3. If you go to all the saints, they are unable to help you; Mat. 25:1, 2, 8, 9, 'Then shall the kingdom of heaven be likened unto ten virgins, which took their lamps, and went forth to meet the bridegroom:' ver. 2, 'And five of them were wise, and five were foolish:' ver. 8, 'And the foolish said unto the wise, Give us of your oil, for our lamps are gone out:' ver. 9, 'But the wise answered, saying, Not so, lest there be not enough for us and you; but go you rather to them that sell, and buy for yourselves.' The foolish virgins go to the wise, and say, 'Give us some of your oil,' that is, of your grace. They would have had some of the others' graces to help them, but the wise virgins answered, 'No, lest there be not enough for us and you; but go you rather and buy of them that sell.' The saints then (you see) have grace little enough for themselves; all the grace they in heaven have is little enough to save them, and all the grace they have is borrowed, and cannot justify themselves, much less therefore can it satisfy for another. The papists, who so much extol works, though they say, indeed, that good works do merit for the saints themselves, yet not that they can satisfy for another.

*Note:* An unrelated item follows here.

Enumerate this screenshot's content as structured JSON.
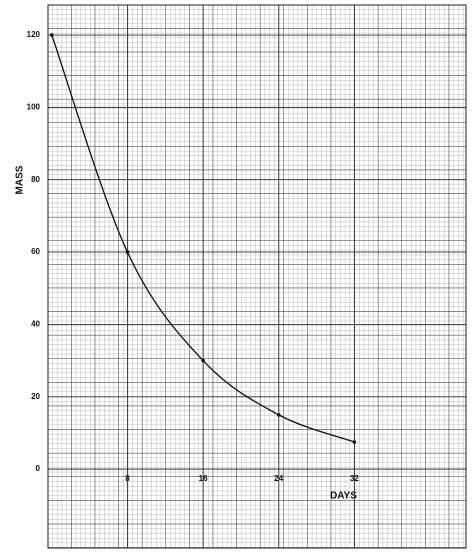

4. Go from them to the angels. If they were a grain lighter, they would be found too light, and their kingdom would depart from them, and themselves would be stripped of all their happiness. They need confirmation in their estates themselves; it is well that they keep their own standing, and their heels from being tripped up. All they can do in obedience to the law, they owe it; and how can one debt be paid with another? God says of them, Job 4:18, 'that he finds folly in them.' If God's curious eye inquire and search into them, they will be found defective of that holiness which he desires, though they be the works of his hands, and though they have such a holiness as is the perfection of their natures; and (so far as such creatures can be), they be perfectly righteous. But yet if they be compared to that holiness wherewith God is delighted, and that which the curious eye of his purity would require, he finds a folly in them. And therefore they need not only a mediation of union to confirm them in grace, but further, for this end, that God may be pleased with them and their works; he being so curious, that but for a mediator (whose holiness wholly satisfies his exact eye), he would be pleased with no works of his own hands whatever, but would rend, and tear, and throw all away, as not yet worthy enough of him, even as curious artists do their best draughts, as not satisfied with them. Yea, if the angels were but one grain wanting, scruple not to say, they would be cast down, yea, fall down, and become devils. And therefore how can all that they can do be able to help you, seeing they have little enough for themselves?
So you see, upon a survey of all particulars, that no creature could make satisfaction to God for sin.